The statue of Bass is rendered in bronze and stands 3 m tall atop a 3.7 m tall grey Aberdeen granite plinth. Bass is depicted in his late middle age and the statue has been described by George T. Noszlopy and Fiona Waterhouse (2005) as "somewhat corpulent". Bass is shown wearing his Rifle Volunteer Corps uniform under the coronation robes of a baron. His right leg is forward and bent with his foot protruding beyond the front of the plinth, which Noszlopy and Waterhouse say creates a sense of movement in the piece; Bass's hands grasp the hems of his robe. In addition to the statue Pomeroy produced a bust of Bass that was exhibited at the Royal Academy in 1910.
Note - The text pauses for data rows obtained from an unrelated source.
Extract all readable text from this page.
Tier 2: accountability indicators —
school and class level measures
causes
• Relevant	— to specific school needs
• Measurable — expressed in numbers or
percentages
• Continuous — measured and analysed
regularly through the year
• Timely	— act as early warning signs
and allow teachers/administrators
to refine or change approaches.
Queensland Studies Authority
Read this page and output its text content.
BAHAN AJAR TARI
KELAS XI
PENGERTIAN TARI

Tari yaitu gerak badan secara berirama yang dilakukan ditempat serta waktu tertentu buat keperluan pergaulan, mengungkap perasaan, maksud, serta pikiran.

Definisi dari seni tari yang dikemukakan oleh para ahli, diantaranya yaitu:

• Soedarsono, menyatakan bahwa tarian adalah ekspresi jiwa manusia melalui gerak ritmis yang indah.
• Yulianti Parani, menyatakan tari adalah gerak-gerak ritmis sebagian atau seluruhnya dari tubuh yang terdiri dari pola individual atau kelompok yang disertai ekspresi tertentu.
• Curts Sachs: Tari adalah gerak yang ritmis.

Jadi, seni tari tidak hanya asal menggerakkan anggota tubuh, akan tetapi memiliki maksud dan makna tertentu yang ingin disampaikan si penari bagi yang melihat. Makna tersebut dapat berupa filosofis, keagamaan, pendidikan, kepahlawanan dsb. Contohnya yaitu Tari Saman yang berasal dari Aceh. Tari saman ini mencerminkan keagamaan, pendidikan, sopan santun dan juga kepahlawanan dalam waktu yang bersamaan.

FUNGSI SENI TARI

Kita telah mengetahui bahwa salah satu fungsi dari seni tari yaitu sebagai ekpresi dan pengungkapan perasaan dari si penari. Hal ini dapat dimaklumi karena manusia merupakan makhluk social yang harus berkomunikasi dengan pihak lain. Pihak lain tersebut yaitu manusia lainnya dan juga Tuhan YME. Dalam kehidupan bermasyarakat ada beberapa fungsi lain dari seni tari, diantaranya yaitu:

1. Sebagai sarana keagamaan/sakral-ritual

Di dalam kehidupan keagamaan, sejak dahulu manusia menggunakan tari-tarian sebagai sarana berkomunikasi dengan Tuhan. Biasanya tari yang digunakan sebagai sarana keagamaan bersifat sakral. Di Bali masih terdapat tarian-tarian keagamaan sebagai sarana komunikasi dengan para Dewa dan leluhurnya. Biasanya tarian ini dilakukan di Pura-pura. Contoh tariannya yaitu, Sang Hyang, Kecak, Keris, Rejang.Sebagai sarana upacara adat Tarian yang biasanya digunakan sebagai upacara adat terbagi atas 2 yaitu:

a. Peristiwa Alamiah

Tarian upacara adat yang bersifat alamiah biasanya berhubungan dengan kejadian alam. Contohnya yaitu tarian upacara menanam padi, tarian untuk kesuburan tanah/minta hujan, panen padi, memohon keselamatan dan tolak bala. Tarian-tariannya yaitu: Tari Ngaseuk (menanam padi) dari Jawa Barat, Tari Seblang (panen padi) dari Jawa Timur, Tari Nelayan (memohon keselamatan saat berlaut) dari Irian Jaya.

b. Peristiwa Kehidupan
The plinth has variants of the Bass coat of arms, measuring 1.9 × 0.94 m, on its south and north faces. The east (front) of the plinth contains the inscription "Michael Arthur/First Baron/Burton/Born 1837/Died 1909". The west (rear) face is engraved "Erected by upwards/of 6000 of his friends/and fellow townsmen/in remembrance of one/whose life was devoted/to the good of others". The location of the piece was decided upon in August 1910 following trials with a mock-up of the work, produced by Charles Sydney Spooner, placed at various locations in Burton. The approved location was in front of the town hall (which Bass had paid for) and directly to the east of St Paul's. The statue was unveiled on 13 May 1911 by the Lord Lieutenant of Staffordshire (William Legge, 6th Earl of Dartmouth). The statue received statutory protection as a Grade II listed building on 22 June 1979.